Posted in ficções, mitologia on 2011/07/20 by terrasencantadas

“Um dia Azima tentou convencer uma mulher que passava perto da caverna, nas Terras Esquecidas, a desencantá-la e ela assim o prometeu. Para isso teria de ir para casa amassar e coser um pão sem dizer a ninguém com que finalidade o fazia, depois levar-lho-ia e ao comê-lo Azima seria desencantada. Mas a mulher faltou ao prometido e disse ao marido o que ia fazer com aquele pão. Como consequência o encantamento de Azima foi dobrado, enterrando-lhe o palácio nas profundezas da terra e aprisionan- do-a ali até que apareça alguém com coragem para a desencan- tar.”

Este excerto de O Elmo de Cristal exemplifica um elemento frequente nas lendas de mouras encantadas: um humano que se propõe a desencantar uma moura e que, por medo, falta de convicção ou debilidade de espírito, fracassa nas suas tentativas, dobrando à moura o encantamento que a mantém cativa. Por regra, este fracasso origina a um castigo ou vingança, muitas vezes cruel, por parte desta entidade mitológica.

O encantamento

Posted in ficções, mitologia on 2011/07/18 by terrasencantadas

“Prendeu-nos a ambos e levou-nos para Sharish. Ali, após tê-lo trespassado com uma lança, atirou Leovigildo do alto das muralhas. A mim trouxe-me até esta anta e encantou-me para que eu nunca esquecesse aquele dia horrível.”

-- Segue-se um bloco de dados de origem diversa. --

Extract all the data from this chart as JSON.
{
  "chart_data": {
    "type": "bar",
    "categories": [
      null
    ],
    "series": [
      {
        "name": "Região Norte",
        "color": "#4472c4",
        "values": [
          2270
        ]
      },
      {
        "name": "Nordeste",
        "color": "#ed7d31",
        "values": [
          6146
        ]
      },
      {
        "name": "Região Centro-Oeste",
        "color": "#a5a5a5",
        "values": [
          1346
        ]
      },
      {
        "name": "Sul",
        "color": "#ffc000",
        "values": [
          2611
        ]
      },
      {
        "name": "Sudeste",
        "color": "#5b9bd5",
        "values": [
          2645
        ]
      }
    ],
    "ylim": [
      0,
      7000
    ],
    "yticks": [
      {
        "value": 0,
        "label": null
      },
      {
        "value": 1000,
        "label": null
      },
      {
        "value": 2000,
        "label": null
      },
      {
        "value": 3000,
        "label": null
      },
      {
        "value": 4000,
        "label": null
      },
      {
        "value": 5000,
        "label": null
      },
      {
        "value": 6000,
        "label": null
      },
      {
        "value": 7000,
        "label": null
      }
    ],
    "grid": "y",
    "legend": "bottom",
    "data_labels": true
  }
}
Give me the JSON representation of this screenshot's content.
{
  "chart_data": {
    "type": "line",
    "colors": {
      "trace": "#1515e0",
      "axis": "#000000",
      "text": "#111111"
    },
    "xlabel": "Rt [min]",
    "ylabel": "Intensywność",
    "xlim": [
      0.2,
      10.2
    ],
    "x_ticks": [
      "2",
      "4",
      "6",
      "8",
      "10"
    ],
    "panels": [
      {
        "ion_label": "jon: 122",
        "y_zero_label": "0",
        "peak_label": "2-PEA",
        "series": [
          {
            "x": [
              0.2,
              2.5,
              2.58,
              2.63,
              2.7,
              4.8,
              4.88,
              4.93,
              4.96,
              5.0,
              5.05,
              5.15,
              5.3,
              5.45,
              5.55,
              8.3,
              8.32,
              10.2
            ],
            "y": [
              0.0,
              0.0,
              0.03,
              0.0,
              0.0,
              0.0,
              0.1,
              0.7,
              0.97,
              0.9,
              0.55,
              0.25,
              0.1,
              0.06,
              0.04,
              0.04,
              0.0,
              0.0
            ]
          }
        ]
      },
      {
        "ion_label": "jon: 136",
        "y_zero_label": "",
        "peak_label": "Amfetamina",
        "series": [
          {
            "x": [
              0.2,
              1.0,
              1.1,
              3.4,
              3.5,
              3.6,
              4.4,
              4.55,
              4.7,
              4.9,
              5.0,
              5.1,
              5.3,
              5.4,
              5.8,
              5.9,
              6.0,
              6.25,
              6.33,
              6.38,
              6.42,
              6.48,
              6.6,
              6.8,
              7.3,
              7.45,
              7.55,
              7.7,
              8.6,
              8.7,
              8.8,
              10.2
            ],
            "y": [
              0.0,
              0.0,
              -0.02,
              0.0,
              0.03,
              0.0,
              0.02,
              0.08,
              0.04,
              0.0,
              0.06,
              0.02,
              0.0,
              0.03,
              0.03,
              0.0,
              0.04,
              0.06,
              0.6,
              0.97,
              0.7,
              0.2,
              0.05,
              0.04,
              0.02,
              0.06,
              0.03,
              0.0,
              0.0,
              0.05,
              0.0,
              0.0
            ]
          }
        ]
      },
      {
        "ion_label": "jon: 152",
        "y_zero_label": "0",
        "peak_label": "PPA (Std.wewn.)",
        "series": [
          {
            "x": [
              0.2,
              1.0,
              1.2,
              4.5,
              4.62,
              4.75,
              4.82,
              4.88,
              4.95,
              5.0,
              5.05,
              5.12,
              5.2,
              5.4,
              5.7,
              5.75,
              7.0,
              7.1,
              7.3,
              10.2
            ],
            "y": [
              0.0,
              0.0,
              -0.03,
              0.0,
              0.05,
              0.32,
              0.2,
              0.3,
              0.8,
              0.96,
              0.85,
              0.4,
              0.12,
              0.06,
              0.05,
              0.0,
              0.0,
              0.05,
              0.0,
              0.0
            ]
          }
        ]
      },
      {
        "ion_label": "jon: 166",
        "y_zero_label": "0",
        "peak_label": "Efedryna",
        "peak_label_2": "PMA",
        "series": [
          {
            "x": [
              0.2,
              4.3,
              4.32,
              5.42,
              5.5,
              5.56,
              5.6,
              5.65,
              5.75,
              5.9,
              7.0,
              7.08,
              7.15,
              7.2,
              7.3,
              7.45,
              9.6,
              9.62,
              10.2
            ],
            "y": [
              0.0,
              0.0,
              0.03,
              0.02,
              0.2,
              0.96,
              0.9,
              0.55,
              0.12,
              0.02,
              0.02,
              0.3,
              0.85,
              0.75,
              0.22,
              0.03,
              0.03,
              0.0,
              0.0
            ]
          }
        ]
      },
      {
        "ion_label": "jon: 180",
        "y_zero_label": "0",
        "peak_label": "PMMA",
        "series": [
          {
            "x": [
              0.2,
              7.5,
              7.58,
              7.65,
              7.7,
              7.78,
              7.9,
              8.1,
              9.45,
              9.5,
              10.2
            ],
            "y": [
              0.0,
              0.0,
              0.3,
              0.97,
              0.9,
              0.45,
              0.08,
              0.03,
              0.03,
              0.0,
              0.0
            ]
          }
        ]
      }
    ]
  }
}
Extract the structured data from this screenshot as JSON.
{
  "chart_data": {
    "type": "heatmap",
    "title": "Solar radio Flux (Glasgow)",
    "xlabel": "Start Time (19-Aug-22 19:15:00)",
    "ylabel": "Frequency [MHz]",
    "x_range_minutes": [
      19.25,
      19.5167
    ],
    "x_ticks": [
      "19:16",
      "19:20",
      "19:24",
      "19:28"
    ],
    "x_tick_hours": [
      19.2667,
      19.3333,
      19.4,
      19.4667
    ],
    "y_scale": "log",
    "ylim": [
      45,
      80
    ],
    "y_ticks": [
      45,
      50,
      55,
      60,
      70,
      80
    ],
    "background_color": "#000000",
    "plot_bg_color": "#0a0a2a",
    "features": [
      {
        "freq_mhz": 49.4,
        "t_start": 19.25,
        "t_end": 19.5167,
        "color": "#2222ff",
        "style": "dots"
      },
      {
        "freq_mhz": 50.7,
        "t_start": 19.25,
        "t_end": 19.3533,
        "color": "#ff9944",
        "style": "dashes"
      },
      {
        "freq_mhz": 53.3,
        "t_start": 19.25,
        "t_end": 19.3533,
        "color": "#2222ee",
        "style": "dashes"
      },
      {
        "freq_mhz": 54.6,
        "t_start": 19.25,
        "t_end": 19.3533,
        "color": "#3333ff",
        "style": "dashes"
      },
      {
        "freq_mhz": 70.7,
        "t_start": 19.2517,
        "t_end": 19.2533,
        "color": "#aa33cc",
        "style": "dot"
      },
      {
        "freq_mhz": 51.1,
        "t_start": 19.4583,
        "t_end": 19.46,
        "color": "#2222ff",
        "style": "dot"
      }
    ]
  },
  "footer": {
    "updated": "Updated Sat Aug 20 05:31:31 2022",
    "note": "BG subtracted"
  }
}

São diversas as razões que estão na origem do encantamento das mouras. Frequentemente é usado como castigo por se terem envolvido num amor proibido. A moura que se apaixona por um cavaleiro cristão, chegado a converter-se para poder casar com ele, é um tema recorrente. Talvez por isso a melancolia e um certo romantismo trágico estão sempre presentes nas lendas de mouras encantadas.

Em O Elmo de Cristal, Fatmah é encantada pelo marido como retaliação por se ter envolvido com um guerreiro visigodo.